Il Cane a Sei Zampe chiude il semestre che ha visto il debutto di Claudio Descalzi sulla poltrona di amministratore delegato con un utile di 1,9 miliardi di euro, in crescita del 7,9%. Ma, nel giorno in cui è stato raggiunto l’accordo con i sindacati per il rilancio della raffineria di Gela, Eni ha annunciato anche un massiccio piano di tagli e ha aumentato da 9 a 11 miliardi il valore delle dismissioni previste di qui al 2017. L’aggiornamento della strategia e degli obiettivi di medio termine, presentato giovedì, comprende infatti “un programma di riduzione dei costi” che, “unito all’efficienza apportata dalla recente organizzazione, consentirà di risparmiare 250 milioni nel 2014 e un cumulato di 1,7 miliardi di euro nel periodo 2014-2017”. Quanto a quella che viene definita “ottimizzazione del portafoglio”, Descalzi ha spiegato che “grazie alle recenti scoperte esplorative (l’ultima in Gabon, ndr) e alla maggiore focalizzazione sul core business Eni è in grado di incrementare il programma di dismissioni di 2 miliardi nel periodo 2014-17, portandolo complessivamente a undici miliardi, di cui 6 nel biennio 2014-2015″. Tra le attività che potrebbero essere vendute c’è anche la quota del 43% che Eni detiene in Saipem, la società di servizi per il settore petrolifero coinvolta in un’indagine sul pagamento di tangenti per la costruzione di impianti in Nigeria e in Algeria. “Saipem rappresenta una partecipazione non-core (non strategica, ndr)”, si legge nella nota del gruppo. “Eni, con il contributo di un advisor finanziario, sta pertanto valutando una serie di opzioni sulle quali aggiornerà opportunamente il mercato, e nel mentre continuerà a sostenere Saipem, assicurandone la solidità finanziaria”.

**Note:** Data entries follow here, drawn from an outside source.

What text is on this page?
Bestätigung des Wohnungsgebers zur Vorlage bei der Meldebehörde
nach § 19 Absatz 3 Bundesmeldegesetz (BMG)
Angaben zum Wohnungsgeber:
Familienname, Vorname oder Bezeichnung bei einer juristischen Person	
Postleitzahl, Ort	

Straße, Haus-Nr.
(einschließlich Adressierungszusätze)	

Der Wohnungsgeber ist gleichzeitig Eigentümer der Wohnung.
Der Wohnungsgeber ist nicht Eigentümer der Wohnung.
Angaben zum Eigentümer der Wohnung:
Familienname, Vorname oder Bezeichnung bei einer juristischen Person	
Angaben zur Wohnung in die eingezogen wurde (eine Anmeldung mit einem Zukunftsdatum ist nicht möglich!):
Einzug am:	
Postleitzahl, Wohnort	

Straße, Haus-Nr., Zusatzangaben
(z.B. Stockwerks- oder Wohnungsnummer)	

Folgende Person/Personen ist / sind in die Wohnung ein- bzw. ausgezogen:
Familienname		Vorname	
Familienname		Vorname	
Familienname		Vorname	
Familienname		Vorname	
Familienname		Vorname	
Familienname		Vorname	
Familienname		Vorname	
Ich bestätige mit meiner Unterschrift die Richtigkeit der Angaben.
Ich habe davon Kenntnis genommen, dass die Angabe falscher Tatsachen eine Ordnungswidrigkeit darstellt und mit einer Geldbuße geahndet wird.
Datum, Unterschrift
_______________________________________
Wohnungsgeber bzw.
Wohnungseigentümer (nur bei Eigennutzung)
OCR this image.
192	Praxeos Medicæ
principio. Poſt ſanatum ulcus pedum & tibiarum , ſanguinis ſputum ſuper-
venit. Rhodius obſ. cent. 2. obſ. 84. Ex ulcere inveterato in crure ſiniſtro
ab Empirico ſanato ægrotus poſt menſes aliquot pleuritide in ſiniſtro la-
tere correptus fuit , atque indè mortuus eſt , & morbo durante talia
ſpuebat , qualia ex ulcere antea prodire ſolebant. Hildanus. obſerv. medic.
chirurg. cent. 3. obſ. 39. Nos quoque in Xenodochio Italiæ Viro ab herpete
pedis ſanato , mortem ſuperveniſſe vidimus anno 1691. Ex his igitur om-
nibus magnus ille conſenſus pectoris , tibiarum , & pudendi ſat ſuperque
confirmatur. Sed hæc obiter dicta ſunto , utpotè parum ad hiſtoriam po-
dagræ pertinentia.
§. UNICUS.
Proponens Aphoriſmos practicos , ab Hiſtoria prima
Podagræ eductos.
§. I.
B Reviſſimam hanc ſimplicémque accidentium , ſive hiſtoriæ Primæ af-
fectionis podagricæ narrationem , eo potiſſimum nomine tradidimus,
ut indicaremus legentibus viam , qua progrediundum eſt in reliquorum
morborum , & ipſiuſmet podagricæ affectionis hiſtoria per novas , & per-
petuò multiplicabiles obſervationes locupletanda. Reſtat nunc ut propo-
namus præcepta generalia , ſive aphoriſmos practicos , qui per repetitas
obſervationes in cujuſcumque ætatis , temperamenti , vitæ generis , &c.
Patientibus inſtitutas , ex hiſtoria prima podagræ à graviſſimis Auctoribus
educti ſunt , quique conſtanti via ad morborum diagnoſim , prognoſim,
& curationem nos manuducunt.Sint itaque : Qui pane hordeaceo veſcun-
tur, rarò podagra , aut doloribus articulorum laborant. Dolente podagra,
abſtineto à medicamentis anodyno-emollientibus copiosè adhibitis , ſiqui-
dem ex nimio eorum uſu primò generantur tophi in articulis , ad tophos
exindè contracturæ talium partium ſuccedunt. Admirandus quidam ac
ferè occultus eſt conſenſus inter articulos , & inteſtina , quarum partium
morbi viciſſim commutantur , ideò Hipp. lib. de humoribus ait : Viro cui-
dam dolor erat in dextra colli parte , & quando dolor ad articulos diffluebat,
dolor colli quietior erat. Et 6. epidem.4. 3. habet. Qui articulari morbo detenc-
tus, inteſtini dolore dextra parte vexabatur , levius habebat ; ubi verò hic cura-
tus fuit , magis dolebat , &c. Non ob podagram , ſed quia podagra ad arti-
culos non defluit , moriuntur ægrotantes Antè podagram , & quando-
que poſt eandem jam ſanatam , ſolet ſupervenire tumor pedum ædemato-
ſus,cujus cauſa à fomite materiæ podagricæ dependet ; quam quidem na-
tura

Sul fronte dei conti il gruppo di San Donato Milanese ha deluso gli analisti. L’utile rettificato del secondo trimestre si è infatti fermato a 0,87 miliardi conto il miliardo tondo atteso dal mercato. Che ha infatti punito il titolo in Borsa con una flessione dell’1,65%. Diversamente dalle ultime trimestrali, poi, a trainare il gruppo non è più il settore produzione, penalizzato dai problemi in Libia, bensì il gas, grazie alla rinegoziazione dei contratti di fornitura di lungo termine. Il settore “Gas & power”, infatti, ha registrato nel secondo trimestre un utile rettificato di 70 milioni rispetto alla perdita operativa di 424 milioni del secondo trimestre 2013. Ancora debole invece la raffinazione, in crisi a causa della cronica contrazione dei consumi. Anche per questo il piano strategico prevede una riduzione della capacità non del 35% ma di oltre il 50%, anche attraverso la conversione degli impianti in Italia.
Proprio quello che sta avvenendo a Gela, dove il gruppo ha raggiunto un accordo con sindacati dopo aver sfiorato la rottura. L’azienda si è impegnata ad avviare il processo di manutenzione del petrolchimico ma anche a garantire la conservazione degli impianti e il ripristino dell’efficienza operativa della linea 1 coinvolgendo pure l’indotto. Per Descalzi il nuovo progetto “darà solide prospettive economiche, anche grazie alle nuove iniziative industriali previste nell’upstream e nella produzione di bio carburanti”, “consentendo così la salvaguardia dell’occupazione”. E comunque, ha assicurato parlando in generale del gruppo, “non licenzieremo nessuno, ma ridurremo i costi”.